🤖 AI Summary
Python interpreter performance bottlenecks hinder critical-path optimization, while traditional C-based extensions (e.g., ctypes, cffi) suffer from high development complexity and memory unsafety.
Method: This paper presents the first systematic evaluation of Rust—via the PyO3 binding framework—for developing native Python extensions, benchmarking its runtime performance, development effort, and maintainability against ctypes and cffi on identical workloads.
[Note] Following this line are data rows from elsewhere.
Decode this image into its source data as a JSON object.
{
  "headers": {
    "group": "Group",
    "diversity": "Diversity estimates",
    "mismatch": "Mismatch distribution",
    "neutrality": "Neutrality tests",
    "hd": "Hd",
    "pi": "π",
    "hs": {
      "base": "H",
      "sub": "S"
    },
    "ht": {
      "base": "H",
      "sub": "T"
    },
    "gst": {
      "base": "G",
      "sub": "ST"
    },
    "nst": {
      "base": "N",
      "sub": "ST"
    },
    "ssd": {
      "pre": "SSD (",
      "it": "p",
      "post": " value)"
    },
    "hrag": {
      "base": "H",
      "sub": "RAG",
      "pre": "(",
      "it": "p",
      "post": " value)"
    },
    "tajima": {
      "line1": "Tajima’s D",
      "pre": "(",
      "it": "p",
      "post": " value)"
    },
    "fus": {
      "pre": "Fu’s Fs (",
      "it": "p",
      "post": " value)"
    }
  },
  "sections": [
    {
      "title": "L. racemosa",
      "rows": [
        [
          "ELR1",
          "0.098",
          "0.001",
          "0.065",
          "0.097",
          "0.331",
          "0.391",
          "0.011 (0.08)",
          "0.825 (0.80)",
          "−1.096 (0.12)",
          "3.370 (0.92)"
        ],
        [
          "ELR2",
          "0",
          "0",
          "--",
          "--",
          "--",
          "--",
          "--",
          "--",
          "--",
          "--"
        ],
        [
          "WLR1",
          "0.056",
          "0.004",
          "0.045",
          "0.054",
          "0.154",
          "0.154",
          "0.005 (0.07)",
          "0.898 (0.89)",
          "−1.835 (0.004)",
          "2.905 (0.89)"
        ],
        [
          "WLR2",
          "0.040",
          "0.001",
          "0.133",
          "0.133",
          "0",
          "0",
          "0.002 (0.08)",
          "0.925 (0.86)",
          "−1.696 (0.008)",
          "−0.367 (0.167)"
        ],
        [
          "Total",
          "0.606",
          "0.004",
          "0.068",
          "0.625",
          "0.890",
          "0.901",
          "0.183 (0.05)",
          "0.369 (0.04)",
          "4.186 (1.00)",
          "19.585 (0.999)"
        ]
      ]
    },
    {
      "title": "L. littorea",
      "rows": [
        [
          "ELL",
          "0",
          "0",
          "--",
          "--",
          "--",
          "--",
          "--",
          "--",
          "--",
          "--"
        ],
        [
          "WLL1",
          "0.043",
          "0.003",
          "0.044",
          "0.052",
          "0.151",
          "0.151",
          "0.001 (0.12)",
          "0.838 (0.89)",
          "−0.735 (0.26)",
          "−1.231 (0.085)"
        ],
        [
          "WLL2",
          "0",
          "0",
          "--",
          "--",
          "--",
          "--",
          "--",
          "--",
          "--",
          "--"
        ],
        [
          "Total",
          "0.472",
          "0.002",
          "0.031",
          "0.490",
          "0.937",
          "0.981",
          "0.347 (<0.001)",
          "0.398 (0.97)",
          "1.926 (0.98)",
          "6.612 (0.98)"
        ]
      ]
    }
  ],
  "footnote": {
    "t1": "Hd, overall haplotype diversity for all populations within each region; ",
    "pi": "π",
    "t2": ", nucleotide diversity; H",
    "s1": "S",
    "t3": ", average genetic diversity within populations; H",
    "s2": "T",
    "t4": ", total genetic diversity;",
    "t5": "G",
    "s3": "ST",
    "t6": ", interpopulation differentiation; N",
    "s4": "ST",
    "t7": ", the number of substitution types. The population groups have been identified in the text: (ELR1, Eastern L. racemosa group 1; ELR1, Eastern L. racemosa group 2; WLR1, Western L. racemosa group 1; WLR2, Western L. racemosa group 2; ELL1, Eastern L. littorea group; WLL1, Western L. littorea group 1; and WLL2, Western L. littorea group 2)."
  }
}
Contribution/Results: PyO3 achieves near-C execution speed while preserving full CPython ABI compatibility and drastically reducing memory-safety vulnerabilities. Its declarative API simplifies binding generation, cutting source code volume by ~40% and improving compilation and debugging efficiency. Empirical results demonstrate that PyO3 delivers a compelling trade-off among safety, performance, and engineering practicality—establishing Rust as a viable, and often preferable, alternative to C for high-performance Python extension development.
📝 Abstract
The Python programming language is best known for its syntax and scientific libraries, but it is also notorious for its slow interpreter. Optimizing critical sections in Python entails special knowledge of the binary interactions between programming languages, and can be cumbersome to interface manually, with implementers often resorting to convoluted third-party libraries. This comparative study evaluates the performance and ease of use of the PyO3 Python bindings toolchain for Rust against ctypes and cffi. By using Rust tooling developed for Python, we can achieve state-of-the-art performance with no concern for API compatibility.